(Israel Hayom/Exclusive to JNS.org) Israel’s Operation Protective Edge in Gaza in 2014 was plagued by a lack in intelligence and operational plans, technological deficiencies, and a prolonged failure by both the Israel Defense Forces (IDF) and the country’s diplomatic-security cabinet to deal with the threat posed by Hamas’s grid of terror tunnels, Israeli State Comptroller Yosef Shapira wrote in a review of the operation.
The report, released Tuesday, reviewed the work of Prime Minister Benjamin Netanyahu’s government starting after the abduction and murder of three Israeli youths in Gush Etzion in June 2014, and continuing through that summer’s 50-day military campaign in Gaza.

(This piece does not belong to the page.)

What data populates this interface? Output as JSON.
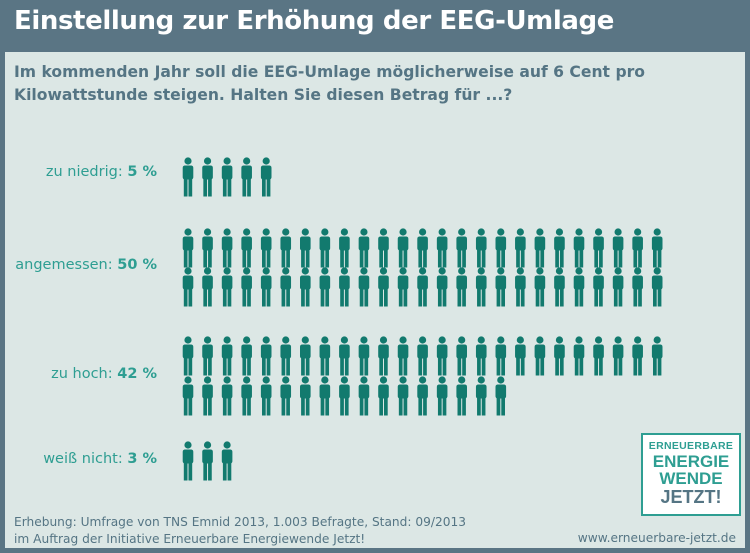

The review examined thousands of official documents by the government, the IDF, the Shin Bet security agency and the National Security Council, and gathered testimonies from hundreds of people involved in the decision-making processes during the operation.

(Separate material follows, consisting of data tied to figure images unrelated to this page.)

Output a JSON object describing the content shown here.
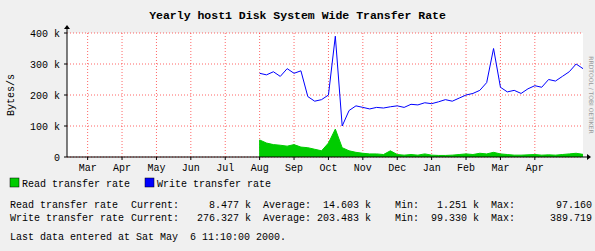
{
  "chart_data": {
    "type": "line",
    "title": "Yearly host1 Disk System Wide Transfer Rate",
    "y_label": "Bytes/s",
    "watermark": "RRDTOOL / TOBI OETIKER",
    "x": [
      5.6,
      5.8,
      6.0,
      6.2,
      6.4,
      6.6,
      6.8,
      7.0,
      7.2,
      7.4,
      7.6,
      7.8,
      8.0,
      8.2,
      8.4,
      8.6,
      8.8,
      9.0,
      9.2,
      9.4,
      9.6,
      9.8,
      10.0,
      10.2,
      10.4,
      10.6,
      10.8,
      11.0,
      11.2,
      11.4,
      11.6,
      11.8,
      12.0,
      12.2,
      12.4,
      12.6,
      12.8,
      13.0,
      13.2,
      13.4,
      13.6,
      13.8,
      14.0,
      14.2,
      14.4,
      14.6,
      14.8,
      15.0
    ],
    "series": [
      {
        "name": "Read transfer rate",
        "type": "area",
        "color": "#00cc00",
        "values": [
          55000,
          45000,
          40000,
          38000,
          35000,
          40000,
          32000,
          30000,
          25000,
          20000,
          45000,
          90000,
          30000,
          20000,
          15000,
          12000,
          10000,
          10000,
          8000,
          20000,
          8000,
          6000,
          8000,
          6000,
          10000,
          6000,
          5000,
          5000,
          6000,
          8000,
          10000,
          8000,
          12000,
          10000,
          15000,
          10000,
          8000,
          6000,
          6000,
          7000,
          8000,
          6000,
          7000,
          6000,
          8000,
          10000,
          12000,
          8500
        ]
      },
      {
        "name": "Write transfer rate",
        "type": "line",
        "color": "#0000ff",
        "values": [
          270000,
          265000,
          275000,
          260000,
          285000,
          270000,
          278000,
          195000,
          180000,
          185000,
          200000,
          389700,
          100000,
          150000,
          165000,
          160000,
          155000,
          160000,
          158000,
          162000,
          165000,
          160000,
          170000,
          168000,
          175000,
          172000,
          178000,
          185000,
          180000,
          190000,
          200000,
          205000,
          215000,
          240000,
          350000,
          225000,
          210000,
          215000,
          205000,
          220000,
          230000,
          225000,
          250000,
          245000,
          260000,
          275000,
          300000,
          285000
        ]
      }
    ],
    "xlim": [
      0,
      15
    ],
    "xticks": [
      {
        "value": 0.6,
        "label": "Mar"
      },
      {
        "value": 1.6,
        "label": "Apr"
      },
      {
        "value": 2.6,
        "label": "May"
      },
      {
        "value": 3.6,
        "label": "Jun"
      },
      {
        "value": 4.6,
        "label": "Jul"
      },
      {
        "value": 5.6,
        "label": "Aug"
      },
      {
        "value": 6.6,
        "label": "Sep"
      },
      {
        "value": 7.6,
        "label": "Oct"
      },
      {
        "value": 8.6,
        "label": "Nov"
      },
      {
        "value": 9.6,
        "label": "Dec"
      },
      {
        "value": 10.6,
        "label": "Jan"
      },
      {
        "value": 11.6,
        "label": "Feb"
      },
      {
        "value": 12.6,
        "label": "Mar"
      },
      {
        "value": 13.6,
        "label": "Apr"
      }
    ],
    "ylim": [
      0,
      400000
    ],
    "yticks": [
      0,
      {
        "value": 100000,
        "label": "100 k"
      },
      {
        "value": 200000,
        "label": "200 k"
      },
      {
        "value": 300000,
        "label": "300 k"
      },
      {
        "value": 400000,
        "label": "400 k"
      }
    ],
    "grid": true,
    "legend": "bottom",
    "stats": {
      "labels": [
        "Current:",
        "Average:",
        "Min:",
        "Max:"
      ],
      "rows": [
        {
          "name": "Read transfer rate",
          "values": [
            "8.477 k",
            "14.603 k",
            "1.251 k",
            "97.160"
          ]
        },
        {
          "name": "Write transfer rate",
          "values": [
            "276.327 k",
            "203.483 k",
            "99.330 k",
            "389.719"
          ]
        }
      ]
    },
    "last_update": "Last data entered at Sat May  6 11:10:00 2000."
  }
}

Shapira’s report states that the IDF neutralized or destroyed only half of Hamas’s terror tunnels, “leaving the rest either damaged or still usable.…This means that a main operational objective—neutralizing or destroying the offensive—was only partially met, and the IDF thus failed to complete its mission.”
The “effective and widespread use the enemy made of the tunnels and its defense systems surprised the military and underscored the understanding that this will be a characteristic of future conflicts,” according to the report.
At the time, then-Defense Minister Moshe Ya’alon and IDF Chief of Staff Benny Gantz had led Netanyahu to endorse aerial strikes against the Hamas tunnels, believing this would spare the IDF a ground offensive. But the report said this was an error in judgment, as Ya’alon and Gantz knew that bombing the entrances to the tunnels would impede the work of the ground forces moving in later to destroy the tunnels—and that turned out to be the case.
Furthermore, members of the diplomatic-security cabinet were not properly briefed on the decision to launch a ground operation in Gaza, Shapira found. Cabinet ministers did not possess the necessary knowledge to participate in discussions over the operation, the report said.
In response to Shapira’s review, Ya’alon said the report “evaluated partial aspects of a complicated operation. It ignores wider considerations because it fell hostage to the interests of politicians who fed the comptroller with false information that marred the examination.”
Netanyahu, meanwhile, defended the outcome of Operation Protective Edge.
“This quiet in the region is unprecedented since the 1967 Six-Day War,” the prime minister said. “The most significant and real lessons of Operation Protective Edge are already being implemented fundamentally, responsibly and quietly. These lessons are not in the comptroller’s report.”